According to my mother, 20-something years ago, Reading Week was actually called “Ski Week”. Apparently, students would take the week off to travel up to a ski lodge, where they would spend the week cruising the slopes, sipping hot cocoa, and enjoying the company of friends as they ate a delightful dinner by the fireplace.
I’m pretty sure I stared at her, incredulous, for about 15 minutes straight as she told me this. A quick glance at my own calendar suddenly reveals that I have three midterms alone within the first four days of school after Reading Week, not to mention to consecutive weeks of deadlines after that. Not unlike many other U of T students, the realization has suddenly hit me: I have to do reading during Reading Week.
Now, I should clarify right off the bat – I’m a nerd. So with honesty, I usually spend Reading Week doing some type of study – whether it’s catching up on missed readings, working ahead on assignments or prepping for a legal competition I participate in every year – I always end up studying during Reading Week. Unlike this year, however, that the studying is balanced;I generally study in the daytime, meet up with friends in the evenings, and take some weekend time off with my family.
This Reading Week, however, is a whole new ball-game. What is scaring me is that suddenly, the studying is no longer optional. I’ve got hundreds of pages to study for the midterms, weeks of lectures to memorize (about 90 hours of straight lecture) and numerous papers and assignments to start working on. Panic mode is looming as my hair suddenly turns from a lovely brown to grey to white to bald, because in my frustration, I pulled all my hair out. My friends aren’t kidding when they say after Reading Week that I look like a new person! 🙂
I really want to give you advice on how to plan a trip during Reading Week, but to be honest, I can’t even remotely imagine a vacation during Reading Week, let alone give you advice. So, I’m going to give you tips on what I do know, even though it it much more boring: how to manage your free time during reading week.
1) Evaluate the Battlefield –>Sit down and make a list of all the things you have to do and for each item, allocate a realistic time frame in which that item can be completed. Be generous with the time allotments, and be realistic.

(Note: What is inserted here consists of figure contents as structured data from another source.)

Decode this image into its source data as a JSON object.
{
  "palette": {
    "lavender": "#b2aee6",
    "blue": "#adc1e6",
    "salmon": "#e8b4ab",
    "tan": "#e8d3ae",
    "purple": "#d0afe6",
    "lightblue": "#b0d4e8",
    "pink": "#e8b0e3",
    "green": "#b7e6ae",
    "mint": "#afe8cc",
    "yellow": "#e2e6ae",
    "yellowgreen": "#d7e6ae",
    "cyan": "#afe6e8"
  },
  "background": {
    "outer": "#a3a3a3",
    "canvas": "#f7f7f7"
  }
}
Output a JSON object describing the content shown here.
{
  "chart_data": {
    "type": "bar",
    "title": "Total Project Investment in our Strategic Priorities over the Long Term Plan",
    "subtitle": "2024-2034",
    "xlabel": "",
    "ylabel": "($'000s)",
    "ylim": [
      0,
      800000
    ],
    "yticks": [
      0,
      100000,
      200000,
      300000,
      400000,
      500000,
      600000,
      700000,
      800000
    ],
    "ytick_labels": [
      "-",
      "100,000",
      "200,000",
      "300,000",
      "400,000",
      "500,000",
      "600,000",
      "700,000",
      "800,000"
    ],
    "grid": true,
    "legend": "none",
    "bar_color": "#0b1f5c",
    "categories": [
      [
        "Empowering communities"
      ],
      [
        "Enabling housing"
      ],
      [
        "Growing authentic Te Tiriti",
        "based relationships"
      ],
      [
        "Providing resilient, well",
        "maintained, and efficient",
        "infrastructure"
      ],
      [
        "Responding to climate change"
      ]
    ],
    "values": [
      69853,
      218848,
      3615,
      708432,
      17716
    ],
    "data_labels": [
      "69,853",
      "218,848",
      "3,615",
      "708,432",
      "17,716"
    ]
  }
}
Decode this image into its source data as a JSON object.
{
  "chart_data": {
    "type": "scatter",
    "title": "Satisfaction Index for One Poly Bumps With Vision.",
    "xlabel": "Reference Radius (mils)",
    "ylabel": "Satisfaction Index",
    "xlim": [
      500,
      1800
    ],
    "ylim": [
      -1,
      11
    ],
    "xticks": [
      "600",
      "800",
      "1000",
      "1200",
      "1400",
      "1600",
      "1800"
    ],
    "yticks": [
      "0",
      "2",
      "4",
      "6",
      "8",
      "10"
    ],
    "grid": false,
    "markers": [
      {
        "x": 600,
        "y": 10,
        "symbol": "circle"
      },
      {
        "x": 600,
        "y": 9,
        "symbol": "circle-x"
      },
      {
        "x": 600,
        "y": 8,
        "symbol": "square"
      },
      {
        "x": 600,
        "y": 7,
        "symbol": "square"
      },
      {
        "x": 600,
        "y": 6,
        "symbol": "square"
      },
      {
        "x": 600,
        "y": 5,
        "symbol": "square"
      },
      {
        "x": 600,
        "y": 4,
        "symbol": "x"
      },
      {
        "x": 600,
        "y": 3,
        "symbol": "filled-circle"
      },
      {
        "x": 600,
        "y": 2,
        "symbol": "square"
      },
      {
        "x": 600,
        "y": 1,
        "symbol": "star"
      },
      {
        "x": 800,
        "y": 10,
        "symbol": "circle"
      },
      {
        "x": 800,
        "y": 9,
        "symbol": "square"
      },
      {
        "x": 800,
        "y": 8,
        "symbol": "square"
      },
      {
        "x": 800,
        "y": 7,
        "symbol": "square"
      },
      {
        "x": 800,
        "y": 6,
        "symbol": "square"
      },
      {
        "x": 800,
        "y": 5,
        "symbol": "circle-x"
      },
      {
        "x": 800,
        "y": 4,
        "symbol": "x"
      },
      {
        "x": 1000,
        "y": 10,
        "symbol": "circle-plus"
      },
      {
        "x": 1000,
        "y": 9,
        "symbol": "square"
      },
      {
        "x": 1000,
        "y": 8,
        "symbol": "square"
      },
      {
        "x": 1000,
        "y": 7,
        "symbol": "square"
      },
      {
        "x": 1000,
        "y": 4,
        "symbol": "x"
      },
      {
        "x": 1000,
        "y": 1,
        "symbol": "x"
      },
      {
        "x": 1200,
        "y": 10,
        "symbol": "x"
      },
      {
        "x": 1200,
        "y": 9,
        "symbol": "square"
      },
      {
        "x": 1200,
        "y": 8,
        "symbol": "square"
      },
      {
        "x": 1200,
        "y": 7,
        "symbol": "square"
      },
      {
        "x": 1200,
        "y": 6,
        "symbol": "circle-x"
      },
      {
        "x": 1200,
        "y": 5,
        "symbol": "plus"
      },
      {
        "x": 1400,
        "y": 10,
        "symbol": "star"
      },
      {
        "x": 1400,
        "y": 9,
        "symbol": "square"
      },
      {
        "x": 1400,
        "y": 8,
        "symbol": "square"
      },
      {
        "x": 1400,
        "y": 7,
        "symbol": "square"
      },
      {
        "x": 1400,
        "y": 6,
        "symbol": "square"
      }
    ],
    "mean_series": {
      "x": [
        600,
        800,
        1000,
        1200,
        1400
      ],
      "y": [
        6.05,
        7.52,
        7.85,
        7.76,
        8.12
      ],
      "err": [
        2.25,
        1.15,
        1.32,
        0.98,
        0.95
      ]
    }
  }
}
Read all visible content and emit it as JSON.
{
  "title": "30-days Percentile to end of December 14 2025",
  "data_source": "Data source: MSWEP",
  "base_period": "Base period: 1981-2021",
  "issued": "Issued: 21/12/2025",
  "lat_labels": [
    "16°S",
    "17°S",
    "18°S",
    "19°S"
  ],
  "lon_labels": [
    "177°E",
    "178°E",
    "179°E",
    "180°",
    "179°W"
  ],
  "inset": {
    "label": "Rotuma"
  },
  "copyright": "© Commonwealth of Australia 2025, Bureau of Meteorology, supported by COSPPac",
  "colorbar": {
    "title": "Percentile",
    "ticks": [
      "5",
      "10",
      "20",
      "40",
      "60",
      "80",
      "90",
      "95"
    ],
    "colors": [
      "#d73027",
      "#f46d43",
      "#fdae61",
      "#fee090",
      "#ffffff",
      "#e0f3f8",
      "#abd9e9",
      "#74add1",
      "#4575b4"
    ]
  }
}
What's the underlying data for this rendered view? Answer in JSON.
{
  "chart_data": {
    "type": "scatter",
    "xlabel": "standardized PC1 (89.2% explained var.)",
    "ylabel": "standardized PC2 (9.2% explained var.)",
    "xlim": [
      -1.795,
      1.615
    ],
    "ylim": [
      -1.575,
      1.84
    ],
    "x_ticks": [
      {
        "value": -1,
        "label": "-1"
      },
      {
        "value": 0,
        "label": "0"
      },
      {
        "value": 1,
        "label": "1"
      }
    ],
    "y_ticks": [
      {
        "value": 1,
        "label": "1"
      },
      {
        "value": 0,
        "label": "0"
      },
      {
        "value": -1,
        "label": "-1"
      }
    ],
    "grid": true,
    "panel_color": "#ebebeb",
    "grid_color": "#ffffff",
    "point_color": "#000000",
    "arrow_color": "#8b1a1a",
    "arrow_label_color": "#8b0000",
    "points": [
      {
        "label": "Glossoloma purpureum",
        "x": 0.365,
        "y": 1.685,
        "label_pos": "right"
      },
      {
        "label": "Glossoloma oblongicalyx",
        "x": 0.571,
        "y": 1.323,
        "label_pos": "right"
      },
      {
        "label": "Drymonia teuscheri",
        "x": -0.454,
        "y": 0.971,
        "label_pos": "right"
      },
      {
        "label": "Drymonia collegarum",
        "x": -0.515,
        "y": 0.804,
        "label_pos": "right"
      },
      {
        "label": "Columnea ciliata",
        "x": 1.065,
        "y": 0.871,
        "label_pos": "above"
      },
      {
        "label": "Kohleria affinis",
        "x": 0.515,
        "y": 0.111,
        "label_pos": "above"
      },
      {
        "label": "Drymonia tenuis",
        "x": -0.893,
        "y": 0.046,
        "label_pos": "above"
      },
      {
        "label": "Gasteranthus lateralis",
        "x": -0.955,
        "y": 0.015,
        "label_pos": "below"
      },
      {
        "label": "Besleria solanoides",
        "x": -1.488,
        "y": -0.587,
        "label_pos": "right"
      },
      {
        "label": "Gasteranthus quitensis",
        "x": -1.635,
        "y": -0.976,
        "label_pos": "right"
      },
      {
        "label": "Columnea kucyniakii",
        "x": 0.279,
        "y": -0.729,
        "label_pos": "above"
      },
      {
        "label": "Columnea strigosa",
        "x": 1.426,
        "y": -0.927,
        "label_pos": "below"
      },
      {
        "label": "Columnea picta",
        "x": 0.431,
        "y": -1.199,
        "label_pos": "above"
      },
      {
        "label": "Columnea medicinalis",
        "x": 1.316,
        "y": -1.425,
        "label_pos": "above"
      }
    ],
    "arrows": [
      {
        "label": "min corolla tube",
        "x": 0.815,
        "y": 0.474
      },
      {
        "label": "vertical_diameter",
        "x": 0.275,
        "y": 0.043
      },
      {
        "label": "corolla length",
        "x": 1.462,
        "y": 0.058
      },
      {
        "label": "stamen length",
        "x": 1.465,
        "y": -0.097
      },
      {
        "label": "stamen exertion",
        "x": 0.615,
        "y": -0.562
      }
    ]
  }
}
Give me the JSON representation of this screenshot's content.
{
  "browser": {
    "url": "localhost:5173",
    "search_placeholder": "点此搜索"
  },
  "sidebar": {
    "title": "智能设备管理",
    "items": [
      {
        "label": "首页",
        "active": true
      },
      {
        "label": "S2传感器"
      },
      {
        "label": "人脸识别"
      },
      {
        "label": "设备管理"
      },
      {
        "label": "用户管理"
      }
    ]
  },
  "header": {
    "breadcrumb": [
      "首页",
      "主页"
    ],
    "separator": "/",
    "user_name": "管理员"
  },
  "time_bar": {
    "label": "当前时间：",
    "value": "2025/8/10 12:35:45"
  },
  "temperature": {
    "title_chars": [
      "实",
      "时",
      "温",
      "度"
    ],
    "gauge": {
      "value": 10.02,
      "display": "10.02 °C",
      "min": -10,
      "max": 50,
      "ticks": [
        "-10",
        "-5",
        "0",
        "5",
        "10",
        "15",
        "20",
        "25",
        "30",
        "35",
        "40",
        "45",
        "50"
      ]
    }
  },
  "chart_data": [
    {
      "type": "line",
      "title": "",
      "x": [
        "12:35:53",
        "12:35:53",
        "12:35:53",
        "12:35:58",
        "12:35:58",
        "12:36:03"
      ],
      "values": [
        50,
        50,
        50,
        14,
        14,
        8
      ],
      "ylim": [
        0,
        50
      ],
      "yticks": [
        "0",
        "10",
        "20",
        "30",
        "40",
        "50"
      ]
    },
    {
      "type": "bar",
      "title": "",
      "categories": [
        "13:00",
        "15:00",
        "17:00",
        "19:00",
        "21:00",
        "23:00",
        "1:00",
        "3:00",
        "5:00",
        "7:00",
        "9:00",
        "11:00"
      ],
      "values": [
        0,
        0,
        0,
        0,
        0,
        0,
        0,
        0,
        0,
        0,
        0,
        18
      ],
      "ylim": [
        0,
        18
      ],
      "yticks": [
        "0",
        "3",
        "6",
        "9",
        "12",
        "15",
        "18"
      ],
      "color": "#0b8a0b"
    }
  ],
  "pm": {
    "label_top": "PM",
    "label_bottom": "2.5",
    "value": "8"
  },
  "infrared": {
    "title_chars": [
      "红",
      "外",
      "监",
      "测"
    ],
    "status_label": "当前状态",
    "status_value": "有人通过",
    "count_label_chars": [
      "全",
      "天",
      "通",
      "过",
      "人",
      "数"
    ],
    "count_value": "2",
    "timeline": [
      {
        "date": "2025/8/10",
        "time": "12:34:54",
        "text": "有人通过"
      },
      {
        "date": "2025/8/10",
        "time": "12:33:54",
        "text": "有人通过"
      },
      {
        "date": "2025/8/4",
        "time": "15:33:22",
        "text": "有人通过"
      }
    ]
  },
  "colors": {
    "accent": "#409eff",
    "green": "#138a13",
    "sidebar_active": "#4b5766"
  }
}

2) Create a Plan of Attack –> Make a schedule to effectively plan how and when everything will get done. Creating a schedule hour by hour means more than just choosing a day when a certain item will be done – it means planning realistically when you will sleep, wake-up, and study.
3) Rally the Troops –> A lot of my friends make a plan and then come back to school complaining family plans messed up their schedules. Newsflash? Your parents live in the room next you! Talk to them about their long weekend plans, and see how their schedules can be fit into yours to incorporate family time.
4) Set a Deadline –> A friend and I are planning to meet up “study group style” to prepare for a midterm. The study group session is based on whether or not we can finish the hundreds of pages of readings in time. I just realized this is the wrong mentality. The study group should be a fixed date, because it will force me to ensure the readings are done so I am prepared. If the stud group is a flexible date, it becomes easy to push the date back later and later. Setting deadlines means you don’t just set deadline for yourself, but also deadlines which are immobile, ensuring you sit down and get the work done.
5) Medal/Reward for Hard Work –> Don’t forget, this is Reading Week, and you deserve some time off for the hard work you have put into school so far. Although you may not get a to take alternative days off during the Reading Week, consider watching a movie at home one evening as a quick fix, or going out for a dinner. Set your rewards as you achieve your goals and deadlines, and it can still be a balanced reading week.